|This was the first Drugstore Class I taught, September 2009.|
I started teaching classes about once every month or two and word quickly spread. Many of my students started emailing and asking questions and I found myself repeating the same answers over and over. That is when I decided to start the blog. What started out as a place to answer questions about couponing slowly became what it is today.
While all this was happening with coupons and finances, something deeper and much more exciting was happening with me and God. To tell that piece of the story, we have to go way back in time.
Ever since I was young, I have had an entrepenurial spirit. I have always loved dreaming big and building businesses in my head. I was constantly planning to rent some retail space and sell crafts or old junk or whatever. Of course my husband was always the voice and reason to shut me down. "9 out of 10 start up businesses fail within the first 5 years" he would tell me.
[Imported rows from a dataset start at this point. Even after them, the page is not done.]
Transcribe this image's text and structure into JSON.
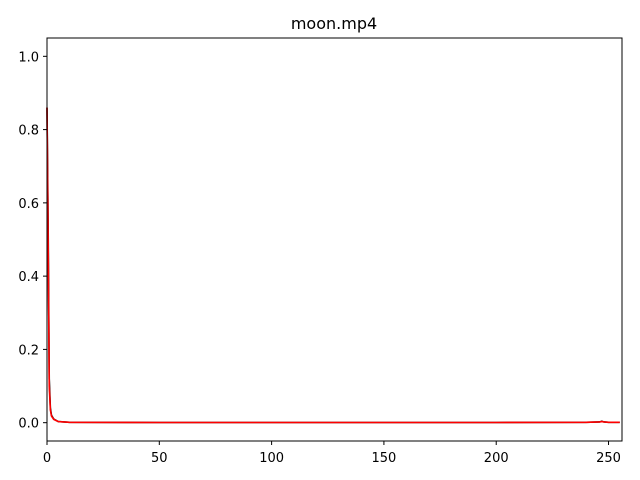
{
  "chart_data": {
    "type": "line",
    "title": "moon.mp4",
    "xlabel": "",
    "ylabel": "",
    "xlim": [
      0,
      256
    ],
    "ylim": [
      -0.05,
      1.05
    ],
    "xticks": [
      0,
      50,
      100,
      150,
      200,
      250
    ],
    "yticks": [
      0.0,
      0.2,
      0.4,
      0.6,
      0.8,
      1.0
    ],
    "xtick_labels": [
      "0",
      "50",
      "100",
      "150",
      "200",
      "250"
    ],
    "ytick_labels": [
      "0.0",
      "0.2",
      "0.4",
      "0.6",
      "0.8",
      "1.0"
    ],
    "grid": false,
    "legend": "none",
    "series": [
      {
        "color": "#000000",
        "points": [
          [
            0,
            0.86
          ],
          [
            0.5,
            0.55
          ],
          [
            1,
            0.12
          ],
          [
            1.5,
            0.04
          ],
          [
            2,
            0.02
          ],
          [
            3,
            0.01
          ],
          [
            5,
            0.003
          ],
          [
            10,
            0.001
          ],
          [
            50,
            0.0005
          ],
          [
            100,
            0.0005
          ],
          [
            150,
            0.0005
          ],
          [
            200,
            0.0005
          ],
          [
            240,
            0.001
          ],
          [
            246,
            0.002
          ],
          [
            247,
            0.004
          ],
          [
            248,
            0.002
          ],
          [
            250,
            0.001
          ],
          [
            255,
            0.001
          ]
        ]
      },
      {
        "color": "#ff0000",
        "points": [
          [
            0,
            0.86
          ],
          [
            0.5,
            0.5
          ],
          [
            1,
            0.1
          ],
          [
            1.5,
            0.035
          ],
          [
            2,
            0.018
          ],
          [
            3,
            0.009
          ],
          [
            5,
            0.003
          ],
          [
            10,
            0.001
          ],
          [
            50,
            0.0005
          ],
          [
            100,
            0.0005
          ],
          [
            150,
            0.0005
          ],
          [
            200,
            0.0005
          ],
          [
            240,
            0.001
          ],
          [
            246,
            0.002
          ],
          [
            247,
            0.003
          ],
          [
            248,
            0.002
          ],
          [
            250,
            0.001
          ],
          [
            255,
            0.001
          ]
        ]
      }
    ]
  }
}
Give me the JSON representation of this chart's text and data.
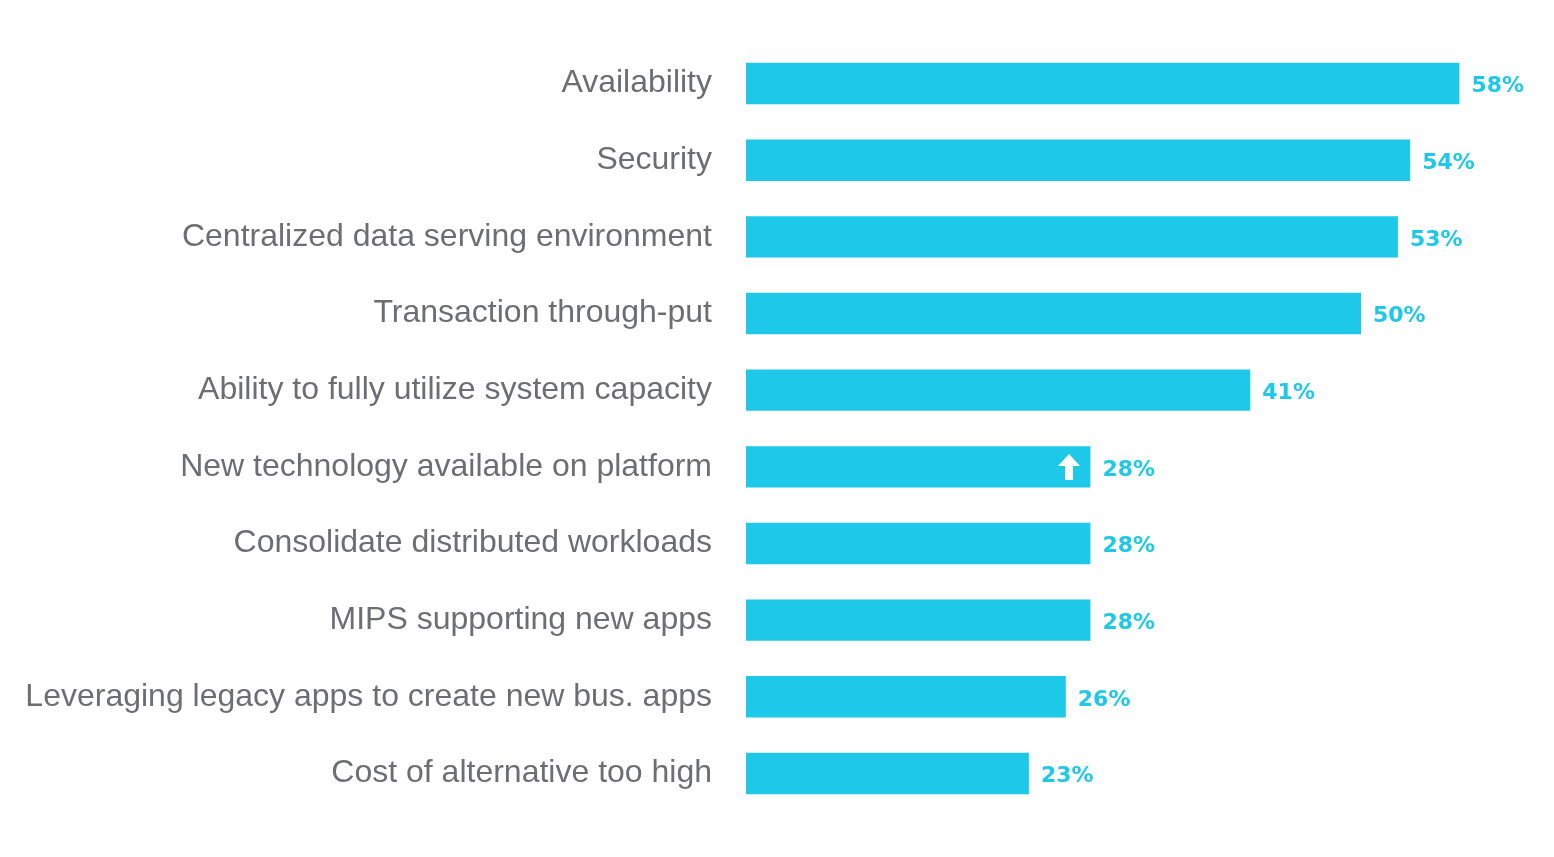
{
  "chart_data": {
    "type": "bar",
    "orientation": "horizontal",
    "categories": [
      "Availability",
      "Security",
      "Centralized data serving environment",
      "Transaction through-put",
      "Ability to fully utilize system capacity",
      "New technology available on platform",
      "Consolidate distributed workloads",
      "MIPS supporting new apps",
      "Leveraging legacy apps to create new bus. apps",
      "Cost of alternative too high"
    ],
    "values": [
      58,
      54,
      53,
      50,
      41,
      28,
      28,
      28,
      26,
      23
    ],
    "value_labels": [
      "58%",
      "54%",
      "53%",
      "50%",
      "41%",
      "28%",
      "28%",
      "28%",
      "26%",
      "23%"
    ],
    "color": "#1ec8e8",
    "legend": false
  }
}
Dreaming of business ideas was fun for me. In contrast, keeping house was not. I was not Suzy Homemaker. Far from it, more like Sanford and Son meets Van Gogh. The house was a wreck, my children had to hunt for something to wear each morning, and nobody knew what was for dinner (but it would probably be eaten out). Keeping house seemed so mundane especially compared to my big dreams of owning my own business, making and selling crafts, or writing a book.
And so I had this constant battle inside me. All the time, I wanted to do something big, build some special business (not really to make money, but just to see if I could), but inside was this nagging voice saying "Hello, you are so lazy; have you seen that pile of laundry in the basement?!" And I would press into being a housewife again. And then this other voice would say, "But God has given you these big dreams; how can you settle for dishes and vacuuming?"
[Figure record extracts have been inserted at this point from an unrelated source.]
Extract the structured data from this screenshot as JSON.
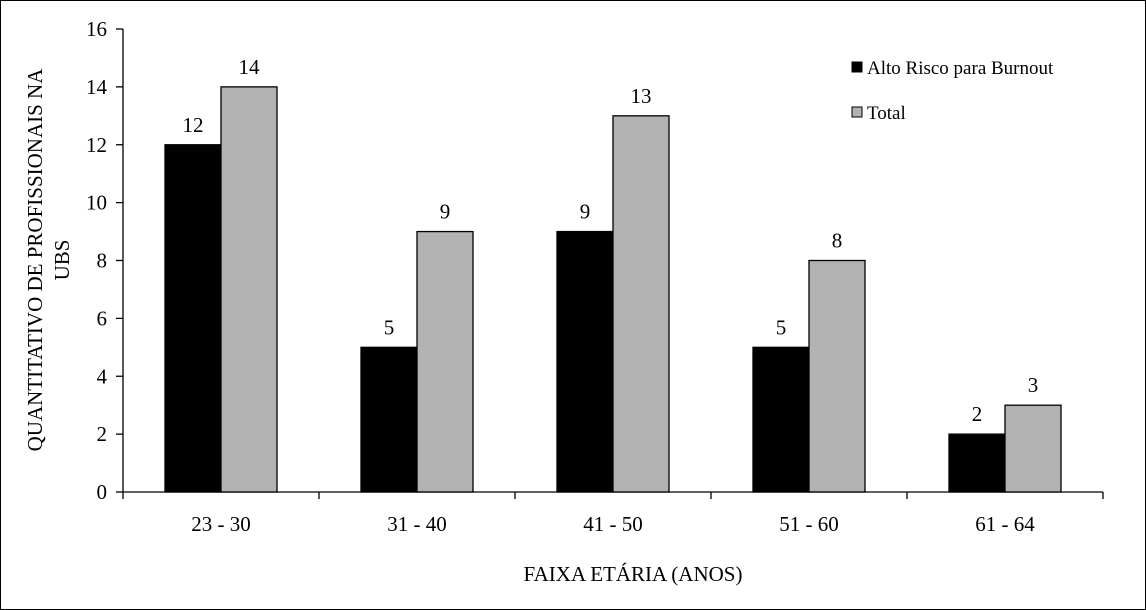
{
  "chart_data": {
    "type": "bar",
    "categories": [
      "23 - 30",
      "31 - 40",
      "41 - 50",
      "51 - 60",
      "61 - 64"
    ],
    "series": [
      {
        "name": "Alto Risco para Burnout",
        "values": [
          12,
          5,
          9,
          5,
          2
        ],
        "color": "#000000"
      },
      {
        "name": "Total",
        "values": [
          14,
          9,
          13,
          8,
          3
        ],
        "color": "#b2b2b2"
      }
    ],
    "title": "",
    "xlabel": "FAIXA ETÁRIA  (ANOS)",
    "ylabel_lines": [
      "QUANTITATIVO  DE PROFISSIONAIS NA",
      "UBS"
    ],
    "ylim": [
      0,
      16
    ],
    "yticks": [
      0,
      2,
      4,
      6,
      8,
      10,
      12,
      14,
      16
    ],
    "grid": false,
    "legend_position": "top-right"
  }
}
After many, many years, I went to God to get His perspective (seems like I would have started there, but...). In desperation, I asked God what He wanted me to do. Was I supposed to stay in the house and be a homemaker or go out into the world to fulfill my wild dreams? God was quick to answer and clear in what He said. He told me to lay down the dreams, lay them down and focus on the home. He also told me that I had to trust Him, that in laying down my life He would bless me.
I remember sitting on the couch telling Rob what God had told me. Rob was sweet; he sat and listened. But I could tell, inside he was saying "Halelujah! Dinner, clothes, clean house, yeah, go on, go on!!" There was a resolve in my vioce. My words rang out with clarity. I had been called to take care of my home and my family and I was going to focus in and learn how to do that.
I went to the library and checked out books on cleaning, cooking, and organizing. I met weekly with a girlfriend who was domestic and picked her brain. And I started cleaning, and ironing, even scubbed the toilet. An amazing thing started to happen. . . I didn't love cleaning, but I stopped hating it. I stopped viewing it as something I had to do, but something I got to do. I started to grasp that I created the atmosphere in my home. . .I got to be the hearbeat of my home and that was not just a responsibility, but an honor and privelege. (I share more of the truths that I came to grips with in my Meal Planning/Freezer Cooking Class and my Home Organization/Decor Class).
Now, don't get me wrong, I still wasn't Suzy Homemaker, but I had a plan. I was getting better, and most importantly my attitude was changing. And I stopped looking to start my own business or plan some big church event. I really stopped dreaming. . . not in a defeated broken way, but in a purposeful way. When the dreams would start rising, I wouldn't push them down, I would simply say, "Lord, I give these to You, help me focus on making my house a home."
So there I was, learning to be homemaker, and not dreaming of starting a business. A couple of years later, I taught my first class, not to start a business, but to help my friends. When the class was over, I started feeling like I should do another. I was quick to take this to the Lord and lay it at His feet. Only this time He said, "It's ok, teach another class, use it to make some money for your family." I kept my focus on my house. My first priorty was to make a home. But I taught a second class and a third. People kept asking me for more.
The next thing I knew I was building a business. Only it wasn't me building the business, it was God. He started giving me vision for something big, something that would provide for the family, impact other women, and ultimately bring glory to Him. He started giving me vision for The Intentional Home, a teaching ministry that would guide women to making purposeful decisions in the place that mattered most, the home.
God had been asking me for years to lay down my dreams and when I finally did, He gave them right back to me. Not only did He give them right back, but He gave them back bigger and better than I could ever have imagined. Jesus said in Matthew 16:25, "If you try to hang on to your life, you will lose it. But if you give up your life for my sake, you will save it." I had seen this verse play out in a very real way.
Not only had God given me my dream back, but He was doing an amazing thing, He was using the stuff I stunk at to build the business. He wasn't using my talents, but my weakness. God says in 2 Corinthians 12:9 "my power is made perfect in weakness." God wanted to use me to teach women about homemaking! Only God could come up with something this crazy. It was like asking a turtle to give classes on running or a fish to give classes on flying. It did not make sense. But isn't that exactly how God works?